Durant sa carrière, le réalisateur Stanley Kubrick n’était pas qu’un orfèvre du cinéma, il en était également un admirateur. À en croire l’auteur de sa biographie, le cinéaste derrière Shining ou Eyes Wide Shut était un grand fan de ce long-métrage et on aurait jamais imaginé que ça puisse être le cas : il est à des années lumières de ses créations et, pourtant, il y a peut-être une raison qui explique ce choix !
Le réalisateur de Shining était fou de cette comédie musicale, et on ne l’aurait jamais soupçonné
En dépit de sa disparition à la fin des années 1990, plus précisément en 1999, le réalisateur Stanley Kubrick reste l’un des cinéastes les plus marquants de l’histoire du cinéma. Avec seulement treize longs métrages en quarante-six ans de carrière et un perfectionnisme sans égal, il a laissé, en guise d’héritage, une filmographie réduite mais hors-norme, de 2001, l’Odyssée de l’espace à Orange Mécanique, en passant par Shining et Eyes Wide Shut. Réputé pour son exigence extrême, capable de pousser ses acteurs à bout, Kubrick a bâti des films où chaque détail visuel et sonore semblait calculé avec une précision presque mathématique.

Derrière cette rigueur à faire pâlir plus d’un acteur, ses goûts cinématographiques révélaient pourtant une palette étonnamment variée. Au-delà d’admirer des cinéastes comme Ingmar Bergman, Andreï Tarkovsky, Akira Kurosawa ou Max Ophüls, Stanley Kubrick appréciait aussi des œuvres bien plus inattendues. Parmi les exemples les plus étonnants, on peut citer le fait que le réalisateur de Shining aurait vu Mary Poppins à trois reprises, raffolait du film d’horreur Le Loup-garou de Londres et se divertissait devant la comédie sportive Les Blancs ne savent pas sauter. D’ailleurs, une anecdote tout aussi surprenante voulait qu’il aurait envisagé Steve Martin, humoriste vedette du film Le Plus Escroc des deux, pour tenir le rôle principal de Eyes Wide Shut à la place de Tom Cruise.

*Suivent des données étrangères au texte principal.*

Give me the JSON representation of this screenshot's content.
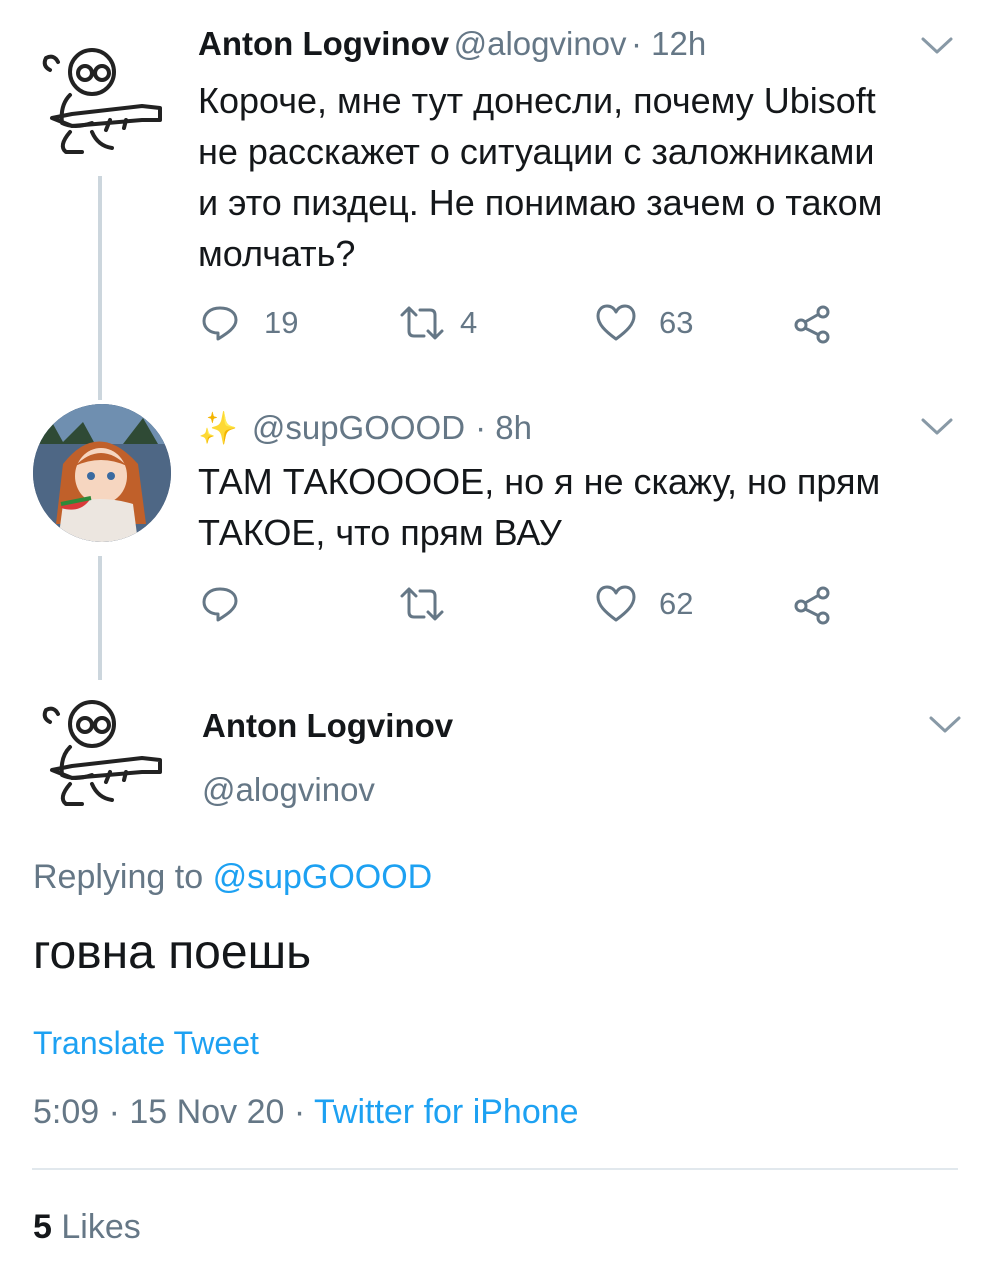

Ce film n’a rien à voir avec le style de Stanley Kubrick mais c’est peut-être ce détail qui change tout
Néanmoins, au cœur de la pléthore de films qu’il a visionnés, un seul se serait imposé comme son favori absolu, et ce n’est autre que Que le spectacle commence (All That Jazz, en version originale), une comédie musicale de Bob Fosse sortie en 1979. À en croire la biographie rédigée par John Baxter, Stanley Kubrick n’hésitait pas à le qualifier de « meilleur film que j’aie jamais vu ». L’information reste de seconde main et aucune citation détaillée de Kubrick ne permet de connaître les raisons exactes de ce jugement, mais son admiration pour cette œuvre a de quoi surprendre car, en raison de son exubérance et de son aspect chaotique et excessif, Que le spectacle commence semble à l’opposé du cinéma de Stanley Kubrick.

Dans ce long-métrage, on suit Joe Gideon (Roy Scheider), chorégraphe et réalisateur, qui tente de monter un nouveau spectacle à Broadway tout en gérant une vie privée éclatée entre son ex-femme, sa maîtresse et ses excès. Derrière ses numéros éclatants et sa mise en scène flamboyante, l’œuvre se révèle en réalité sombre et désespérée. Semi-autobiographique, elle vaut à Bob Fosse une reconnaissance critique majeure et quatre Oscars. Ce ne sont que des supputations mais ce qui a pu séduire Kubrick réside sans doute dans la profondeur psychologique du récit. Plus qu’une simple comédie musicale, Que le spectacle commence explore la figure d’un artiste broyé par ses ambitions, son perfectionnisme et ses démons intimes. En ce sens, le film résonne avec les propres obsessions et réalisations (comme Shining, par exemple) de Stanley Kubrick, fasciné par les trajectoires d’hommes pris au piège de leur génie ou de leurs contradictions.